Folha - Seu filme começa e termina com imagens semelhantes: a janelinha da porta do hospital e a janelinha da porta da prisão. Essas imagens significam, em seu delimitado campo de visão, a condição da mulher na cultura iraniana?
Panahi -
Esses limites não existem apenas no Irã. Esse tipo de círculo existe no mundo inteiro. Todas as pessoas do mundo moram em círculos. Em alguns países, eles são maiores e, em outros, menores. É possível que esse círculo seja um pouco menor em meu país. Mas, com certeza, as pessoas que moram em meu país não são diferentes das pessoas que moram em outros. De alguma forma, elas vivem nesse círculo e estão lutando para sair dele.

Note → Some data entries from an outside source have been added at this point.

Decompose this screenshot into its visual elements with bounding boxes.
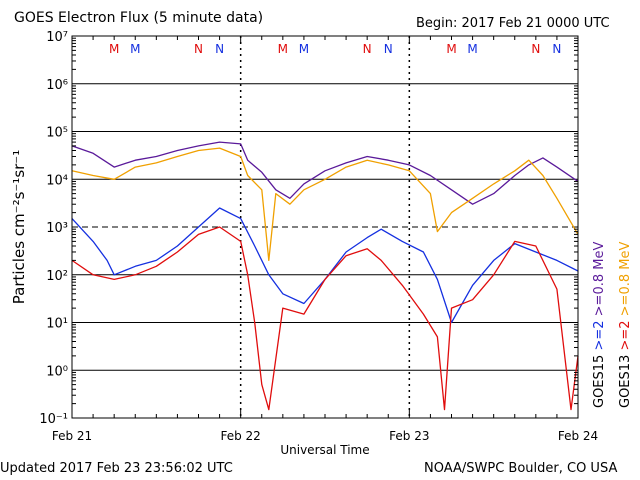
mn-marker: M: [130, 42, 140, 56]
legend-satellite: GOES13: [618, 351, 633, 408]
y-tick-label: 10⁻¹: [39, 412, 68, 427]
legend-item: >=0.8 MeV: [592, 242, 607, 317]
mn-marker: M: [467, 42, 477, 56]
y-tick-label: 10⁴: [46, 173, 68, 188]
y-tick-label: 10²: [46, 269, 68, 284]
series-line: [71, 207, 579, 324]
mn-marker: M: [109, 42, 119, 56]
legend-satellite: GOES15: [592, 351, 607, 408]
x-tick-label: Feb 22: [220, 429, 260, 443]
y-tick-label: 10³: [46, 221, 68, 236]
legend-item: >=2: [592, 316, 607, 350]
mn-marker: M: [278, 42, 288, 56]
series-line: [71, 147, 579, 262]
chart-title: GOES Electron Flux (5 minute data): [14, 10, 264, 26]
x-tick-label: Feb 21: [52, 429, 92, 443]
legend-entry: GOES15 >=2 >=0.8 MeV: [592, 242, 607, 408]
legend-entry: GOES13 >=2 >=0.8 MeV: [618, 242, 633, 408]
mn-marker: N: [363, 42, 372, 56]
mn-marker: N: [531, 42, 540, 56]
y-tick-label: 10⁷: [46, 30, 68, 45]
y-tick-label: 10⁵: [46, 126, 68, 141]
y-tick-label: 10⁶: [46, 78, 68, 93]
legend-item: >=2: [618, 316, 633, 350]
y-tick-label: 10⁰: [46, 364, 68, 379]
mn-marker: N: [552, 42, 561, 56]
y-axis-label: Particles cm⁻²s⁻¹sr⁻¹: [10, 150, 28, 304]
credit-text: NOAA/SWPC Boulder, CO USA: [424, 461, 618, 476]
x-tick-label: Feb 24: [558, 429, 598, 443]
series-line: [71, 226, 579, 411]
mn-marker: N: [194, 42, 203, 56]
y-tick-label: 10¹: [46, 317, 68, 332]
legend-item: >=0.8 MeV: [618, 242, 633, 317]
mn-marker: M: [299, 42, 309, 56]
series-line: [71, 141, 579, 205]
begin-time: Begin: 2017 Feb 21 0000 UTC: [416, 16, 610, 31]
updated-time: Updated 2017 Feb 23 23:56:02 UTC: [0, 461, 233, 476]
mn-marker: N: [215, 42, 224, 56]
mn-marker: N: [384, 42, 393, 56]
x-axis-label: Universal Time: [280, 443, 369, 457]
mn-marker: M: [446, 42, 456, 56]
x-tick-label: Feb 23: [389, 429, 429, 443]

Folha - Mas o círculo que você traça em seu filme não é, especificamente, aquele em que vivem as mulheres no Irã? A situação delas me parece bem diferente da situação das mulheres modernas ocidentais, já emancipadas.
Panahi -
Esses limites não existem apenas para mulheres. Para os homens também. Eu não conheço muito a cultura de vocês, mas com certeza vocês também têm os seus limites. Do ponto de vista de vocês, os limites que existem em meu país talvez pareçam mais duros. Mas existem alguns países em que os limites são ainda maiores. É importante que um artista toque nos pontos problemáticos de seu país.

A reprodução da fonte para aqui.